The first Rainbow Gathering of the Tribes, a four-day event in Colorado in the United States in July 1972, was organized by youth counterculture "tribes" based in Northern California and the Pacific Northwest. Twenty thousand people faced police roadblocks, threatened civil disobedience, and were allowed onto National Forest land. This was intended to be a one-time event; however, a second gathering in Wyoming the following year materialized, at which point an annual event was declared. The length of the gatherings has since expanded beyond the original four-day span, as have the number and frequency of the gatherings.
Although groups from California and the Northwest region of the U.S. were heavily involved in the first Rainbow Gathering, the U.S. Southeast was strongly represented as well. At least 2,600 people from throughout that region attended and provided support for the 1972 Rainbow Gathering of the Tribes on Strawberry Lake, above Granby, Colorado. There was also strong representation from other regions of the U.S.

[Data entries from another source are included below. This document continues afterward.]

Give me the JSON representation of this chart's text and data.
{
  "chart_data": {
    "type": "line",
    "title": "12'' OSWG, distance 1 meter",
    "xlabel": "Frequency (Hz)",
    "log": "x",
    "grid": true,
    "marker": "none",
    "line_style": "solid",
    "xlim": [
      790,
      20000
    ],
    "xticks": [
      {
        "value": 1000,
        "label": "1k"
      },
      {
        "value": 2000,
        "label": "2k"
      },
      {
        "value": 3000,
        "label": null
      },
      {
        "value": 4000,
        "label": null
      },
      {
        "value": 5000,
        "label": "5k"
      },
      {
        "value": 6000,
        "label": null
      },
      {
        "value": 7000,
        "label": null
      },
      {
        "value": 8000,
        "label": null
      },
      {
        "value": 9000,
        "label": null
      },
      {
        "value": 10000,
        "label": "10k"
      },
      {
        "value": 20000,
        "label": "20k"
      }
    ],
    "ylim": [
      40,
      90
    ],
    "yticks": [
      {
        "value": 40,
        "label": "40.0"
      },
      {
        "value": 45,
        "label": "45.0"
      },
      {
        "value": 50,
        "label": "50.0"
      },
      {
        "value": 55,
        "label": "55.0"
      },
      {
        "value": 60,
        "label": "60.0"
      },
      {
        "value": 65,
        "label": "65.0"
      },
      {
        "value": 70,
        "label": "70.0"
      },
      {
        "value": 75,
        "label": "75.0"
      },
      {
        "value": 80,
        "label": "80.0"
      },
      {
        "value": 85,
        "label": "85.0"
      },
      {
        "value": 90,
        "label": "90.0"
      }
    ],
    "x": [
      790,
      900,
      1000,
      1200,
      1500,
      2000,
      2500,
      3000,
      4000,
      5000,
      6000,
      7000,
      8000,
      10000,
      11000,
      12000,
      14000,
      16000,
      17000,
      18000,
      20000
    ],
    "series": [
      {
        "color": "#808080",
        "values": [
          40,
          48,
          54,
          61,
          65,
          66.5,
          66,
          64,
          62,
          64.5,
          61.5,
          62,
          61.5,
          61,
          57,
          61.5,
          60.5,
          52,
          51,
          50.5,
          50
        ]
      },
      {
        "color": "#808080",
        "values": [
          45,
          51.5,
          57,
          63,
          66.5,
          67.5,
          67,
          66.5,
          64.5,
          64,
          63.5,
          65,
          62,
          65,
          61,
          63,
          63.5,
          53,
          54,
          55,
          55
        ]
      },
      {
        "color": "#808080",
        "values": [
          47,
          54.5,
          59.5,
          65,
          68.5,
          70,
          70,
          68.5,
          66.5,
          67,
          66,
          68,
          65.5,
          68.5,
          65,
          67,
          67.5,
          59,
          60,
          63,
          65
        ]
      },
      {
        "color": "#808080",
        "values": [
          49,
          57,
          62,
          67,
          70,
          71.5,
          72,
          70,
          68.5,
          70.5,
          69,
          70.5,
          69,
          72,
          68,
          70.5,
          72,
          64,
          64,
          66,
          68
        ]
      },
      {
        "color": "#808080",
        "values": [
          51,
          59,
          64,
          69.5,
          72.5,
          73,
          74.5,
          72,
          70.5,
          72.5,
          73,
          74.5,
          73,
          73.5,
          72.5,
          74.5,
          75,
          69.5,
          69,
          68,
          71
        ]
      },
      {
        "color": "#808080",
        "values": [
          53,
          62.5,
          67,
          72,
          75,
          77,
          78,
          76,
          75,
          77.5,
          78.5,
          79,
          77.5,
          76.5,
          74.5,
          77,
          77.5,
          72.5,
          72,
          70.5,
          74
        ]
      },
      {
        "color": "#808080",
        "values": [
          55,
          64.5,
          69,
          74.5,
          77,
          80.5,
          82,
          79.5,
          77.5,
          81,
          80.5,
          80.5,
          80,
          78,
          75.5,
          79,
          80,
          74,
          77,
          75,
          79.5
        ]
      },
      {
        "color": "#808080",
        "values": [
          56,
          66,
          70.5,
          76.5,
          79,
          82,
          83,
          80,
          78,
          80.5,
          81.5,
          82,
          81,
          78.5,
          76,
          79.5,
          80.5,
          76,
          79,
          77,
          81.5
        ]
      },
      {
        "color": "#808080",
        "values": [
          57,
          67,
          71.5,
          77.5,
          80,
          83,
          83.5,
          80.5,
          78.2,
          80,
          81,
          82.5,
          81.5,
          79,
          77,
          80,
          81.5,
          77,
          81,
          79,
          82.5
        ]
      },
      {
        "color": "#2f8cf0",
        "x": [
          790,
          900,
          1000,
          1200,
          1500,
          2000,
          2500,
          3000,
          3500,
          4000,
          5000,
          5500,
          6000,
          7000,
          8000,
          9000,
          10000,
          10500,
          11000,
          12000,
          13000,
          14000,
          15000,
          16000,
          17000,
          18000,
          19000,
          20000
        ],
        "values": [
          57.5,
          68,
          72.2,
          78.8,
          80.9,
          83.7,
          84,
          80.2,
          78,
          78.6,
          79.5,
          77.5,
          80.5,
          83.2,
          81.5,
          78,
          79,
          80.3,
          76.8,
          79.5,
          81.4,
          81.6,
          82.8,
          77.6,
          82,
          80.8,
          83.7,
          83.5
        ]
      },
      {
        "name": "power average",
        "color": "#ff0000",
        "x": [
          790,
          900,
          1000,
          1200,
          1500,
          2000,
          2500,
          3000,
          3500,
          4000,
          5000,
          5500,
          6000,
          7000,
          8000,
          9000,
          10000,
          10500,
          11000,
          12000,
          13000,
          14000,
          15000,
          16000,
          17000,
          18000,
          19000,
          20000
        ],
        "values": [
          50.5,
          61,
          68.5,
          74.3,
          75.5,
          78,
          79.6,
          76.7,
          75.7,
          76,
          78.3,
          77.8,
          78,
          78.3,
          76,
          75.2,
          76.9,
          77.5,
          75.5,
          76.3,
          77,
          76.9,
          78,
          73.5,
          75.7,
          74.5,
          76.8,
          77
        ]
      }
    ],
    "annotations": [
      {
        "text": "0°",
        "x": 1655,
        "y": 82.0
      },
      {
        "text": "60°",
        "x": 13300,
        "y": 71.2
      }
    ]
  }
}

Rainbow Gatherings are temporary loosely knit communities of people who congregate annually in remote forests around the world for one or more weeks at a time to enact a supposedly shared ideology of peace, harmony, freedom, and respect. Anyone is allowed to attend and participants refer to themselves as a "Rainbow Family". The goal is to create what they believe is a more satisfying culture—free from consumerism, capitalism, and mass media—that's nonhierarchical, furthers world peace, and serves as a model for reforms to mainstream society.
Media coverage of Rainbow Gatherings has been unfavorable since the 1980s when journalists started to describe Rainbow Family members in terms such as "aging hippies", "grown-up flower children", or "middle-aged white folks". In the 2000s, the media focus shifted to the increase in crime in the local communities closest to Gatherings, ranging from petty crimes like retail theft to violent assaults and serious traffic charges, such as driving under the influence of drugs or alcohol.
Despite the movement's environmentalist and pacifist aspirations, Gatherings, which are typically held in national forests and other ecologically sensitive areas, are known for having a deleterious impact on the local environment and participants have developed a reputation for excessive drug and alcohol use, disruptive and criminal activity, and for their cultural appropriation and misrepresentation of Native American traditions and beliefs.
This has resulted in increased police presence at Gatherings and a poor reception from community members and business owners in nearby towns and reservations. In the U.S., these issues are also contributing factors to the decline in attendance at regional and national Gatherings.